Guilt in adoption hopefully fades with time as the open adoption relationship blossoms into a healthy, loving extension of your family. Understanding that these people chose you to parent their perfect little creation is something you should not feel guilt over.  But just because it is OK to not feel guilt, does not mean it is OK to feel indifferent or not want to help ease their pain.  Sharing an open adoption and open communication is good for all members of the adoption triad.  However, if you allow guilt to consume you, you may begin to suffer in other areas and your child will also suffer.

Have you experienced any of these emotions?

A Look Back: Why were families so afraid to talk about adoption?

Cat-CatInBirthdayCakeYoureAdoptedI participated in a radio interview today and this question was one we weren’t able to get to, since we ran out of time.  I thought I would take it to the blog and address it here. I was a little worried about fumbling over my words in the interview on this question anyhow.

So, we’ve all seen the stories or had a friend or family member that didn’t know he/she was adopted until teen or adult years.  So the question is, why was the topic of adoption taboo?  I think this stems from a time of more closed adoptions. Adoption was a taboo subject for several reasons.

  • One of which is with infertility there is a bit of a stigma that is attached to it. Women have been placed in a role by society to have children. Men have a need to carry on the family name and lineage. With adoption their, so called, failure to do so is brought to attention.
  • Some people have the mindset that if God wanted someone to have children, He would grant that to them naturally, making it against God’s wishes.
  • Then there is the stigma of the child’s background.

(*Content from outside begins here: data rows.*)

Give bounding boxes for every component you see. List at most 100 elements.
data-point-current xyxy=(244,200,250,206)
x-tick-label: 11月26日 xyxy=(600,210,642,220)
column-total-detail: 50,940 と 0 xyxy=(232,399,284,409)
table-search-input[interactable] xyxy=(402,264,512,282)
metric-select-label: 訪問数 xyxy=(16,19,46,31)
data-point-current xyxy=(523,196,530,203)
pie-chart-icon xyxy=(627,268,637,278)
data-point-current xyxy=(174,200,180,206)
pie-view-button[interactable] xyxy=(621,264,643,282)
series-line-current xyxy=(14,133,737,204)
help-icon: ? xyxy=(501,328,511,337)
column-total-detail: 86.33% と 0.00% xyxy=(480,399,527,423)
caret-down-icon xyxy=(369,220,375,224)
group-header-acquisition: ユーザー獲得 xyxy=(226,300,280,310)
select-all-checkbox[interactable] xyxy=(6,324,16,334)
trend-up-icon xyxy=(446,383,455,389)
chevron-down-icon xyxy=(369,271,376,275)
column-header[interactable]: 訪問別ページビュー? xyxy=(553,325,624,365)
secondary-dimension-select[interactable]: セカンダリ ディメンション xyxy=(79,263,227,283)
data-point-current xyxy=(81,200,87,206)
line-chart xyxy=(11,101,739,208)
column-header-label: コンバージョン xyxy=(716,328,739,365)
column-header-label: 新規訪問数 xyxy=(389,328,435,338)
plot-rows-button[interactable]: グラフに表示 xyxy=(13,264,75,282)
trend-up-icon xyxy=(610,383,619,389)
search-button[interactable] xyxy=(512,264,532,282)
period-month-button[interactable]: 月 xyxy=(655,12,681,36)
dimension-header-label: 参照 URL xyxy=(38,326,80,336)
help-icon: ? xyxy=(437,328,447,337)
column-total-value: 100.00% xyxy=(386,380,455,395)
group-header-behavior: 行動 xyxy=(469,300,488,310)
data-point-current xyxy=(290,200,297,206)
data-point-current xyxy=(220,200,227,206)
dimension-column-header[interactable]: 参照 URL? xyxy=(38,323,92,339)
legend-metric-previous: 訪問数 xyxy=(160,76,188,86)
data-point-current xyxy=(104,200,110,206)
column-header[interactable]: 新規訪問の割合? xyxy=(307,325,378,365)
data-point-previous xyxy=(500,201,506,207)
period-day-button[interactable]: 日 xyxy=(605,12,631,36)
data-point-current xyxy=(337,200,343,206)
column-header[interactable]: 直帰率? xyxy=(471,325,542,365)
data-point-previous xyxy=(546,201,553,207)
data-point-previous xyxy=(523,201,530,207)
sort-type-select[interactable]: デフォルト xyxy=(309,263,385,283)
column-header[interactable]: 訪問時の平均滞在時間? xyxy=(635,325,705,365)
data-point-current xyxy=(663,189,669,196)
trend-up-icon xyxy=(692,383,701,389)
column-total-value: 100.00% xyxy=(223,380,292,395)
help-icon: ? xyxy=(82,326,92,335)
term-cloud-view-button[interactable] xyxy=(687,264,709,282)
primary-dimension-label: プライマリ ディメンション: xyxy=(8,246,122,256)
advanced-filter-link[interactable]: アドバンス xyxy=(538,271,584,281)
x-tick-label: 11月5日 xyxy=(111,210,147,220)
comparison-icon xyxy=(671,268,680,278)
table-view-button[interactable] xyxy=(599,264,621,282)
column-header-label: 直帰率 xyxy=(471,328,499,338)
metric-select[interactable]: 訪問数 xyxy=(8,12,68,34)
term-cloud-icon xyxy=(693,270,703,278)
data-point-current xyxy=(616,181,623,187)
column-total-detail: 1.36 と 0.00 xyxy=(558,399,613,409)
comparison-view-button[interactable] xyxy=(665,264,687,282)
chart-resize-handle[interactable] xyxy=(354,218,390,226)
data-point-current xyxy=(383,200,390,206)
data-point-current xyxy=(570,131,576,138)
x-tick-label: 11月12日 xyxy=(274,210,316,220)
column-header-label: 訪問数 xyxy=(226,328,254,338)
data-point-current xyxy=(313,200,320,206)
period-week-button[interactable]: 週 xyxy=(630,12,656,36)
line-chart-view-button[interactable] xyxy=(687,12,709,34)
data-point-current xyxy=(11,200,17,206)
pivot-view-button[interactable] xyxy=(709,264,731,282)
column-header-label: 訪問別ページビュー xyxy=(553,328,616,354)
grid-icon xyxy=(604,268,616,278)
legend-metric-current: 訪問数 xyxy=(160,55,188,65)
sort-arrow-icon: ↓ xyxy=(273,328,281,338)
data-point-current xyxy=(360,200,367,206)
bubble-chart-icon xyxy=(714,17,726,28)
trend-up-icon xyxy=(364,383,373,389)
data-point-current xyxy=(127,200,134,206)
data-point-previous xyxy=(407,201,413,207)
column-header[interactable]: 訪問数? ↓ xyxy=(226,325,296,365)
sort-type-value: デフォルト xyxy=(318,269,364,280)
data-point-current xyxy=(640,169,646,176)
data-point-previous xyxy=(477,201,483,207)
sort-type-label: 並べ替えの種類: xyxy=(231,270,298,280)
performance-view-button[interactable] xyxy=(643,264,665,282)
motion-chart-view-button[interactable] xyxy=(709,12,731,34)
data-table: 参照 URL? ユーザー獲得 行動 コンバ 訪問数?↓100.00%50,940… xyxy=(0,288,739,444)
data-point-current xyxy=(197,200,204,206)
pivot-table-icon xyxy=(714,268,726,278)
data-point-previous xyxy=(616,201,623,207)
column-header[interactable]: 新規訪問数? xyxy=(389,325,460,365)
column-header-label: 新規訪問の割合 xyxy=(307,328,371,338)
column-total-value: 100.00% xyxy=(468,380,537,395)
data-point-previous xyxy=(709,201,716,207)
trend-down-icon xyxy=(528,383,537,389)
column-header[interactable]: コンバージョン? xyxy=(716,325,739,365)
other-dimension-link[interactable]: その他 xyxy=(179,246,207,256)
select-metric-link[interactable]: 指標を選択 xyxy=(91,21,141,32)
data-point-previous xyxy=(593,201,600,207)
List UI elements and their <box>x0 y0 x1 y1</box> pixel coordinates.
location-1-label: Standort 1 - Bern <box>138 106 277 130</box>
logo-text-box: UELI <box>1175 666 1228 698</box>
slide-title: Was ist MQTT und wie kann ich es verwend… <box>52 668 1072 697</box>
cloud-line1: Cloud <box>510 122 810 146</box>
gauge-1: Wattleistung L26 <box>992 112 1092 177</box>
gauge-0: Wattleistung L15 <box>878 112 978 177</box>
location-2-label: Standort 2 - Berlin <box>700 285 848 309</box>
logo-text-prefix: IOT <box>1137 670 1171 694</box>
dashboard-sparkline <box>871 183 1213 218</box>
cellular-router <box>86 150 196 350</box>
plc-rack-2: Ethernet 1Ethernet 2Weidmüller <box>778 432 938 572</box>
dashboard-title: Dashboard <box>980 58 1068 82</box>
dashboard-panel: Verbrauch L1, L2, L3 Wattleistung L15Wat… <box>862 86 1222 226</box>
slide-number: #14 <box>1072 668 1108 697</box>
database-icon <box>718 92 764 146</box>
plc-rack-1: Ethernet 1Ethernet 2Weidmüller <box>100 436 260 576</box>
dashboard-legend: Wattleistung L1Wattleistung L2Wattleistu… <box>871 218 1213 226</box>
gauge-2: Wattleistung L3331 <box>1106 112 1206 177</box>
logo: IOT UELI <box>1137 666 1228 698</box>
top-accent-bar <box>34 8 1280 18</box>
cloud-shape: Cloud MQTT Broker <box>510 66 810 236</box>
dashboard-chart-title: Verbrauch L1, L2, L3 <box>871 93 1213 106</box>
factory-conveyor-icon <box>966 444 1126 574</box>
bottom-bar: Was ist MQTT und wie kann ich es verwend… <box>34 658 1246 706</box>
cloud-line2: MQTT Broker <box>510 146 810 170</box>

In closed adoptions, the adoptive parents were given very little to no information about the birth parents.  This lead to confusion or an inability to discuss the unknown.
  • Another reason adoption used to not be commonly talked about, was also the parent’s own insecurities of losing their status as “parents” to the child.  If their child ever questioned their biological roots, this may have made the adoptive parents feel inadequate or insecure and fear they may lose their child.  They may not have had many answers about the birth parents, so they avoided the subject all together. If or when the child learned of their adoption, then it was often awkward for all parties to discuss.
  • Often parents in closed adoptions also feared there was no “right time” to tell the child.  If the adoption wasn’t open, knowledge of the birth parents or a relationship with them wasn’t present, some parents may not have felt equipped to tell their child and answer the difficult questions, so they put it off.
  • Sometimes families adopted children from within the same family.  The adoption was kept a secret so there was not any confusion as to who the parent was.  The biological parent may have been a sister or close aunt or cousin.  So, while a relationship with the biological parent may have existed, the knowledge was withheld.

What other reasons can you think of that made the topic of adoption taboo or reasons why parents may have kept the adoptive status of their child a secret?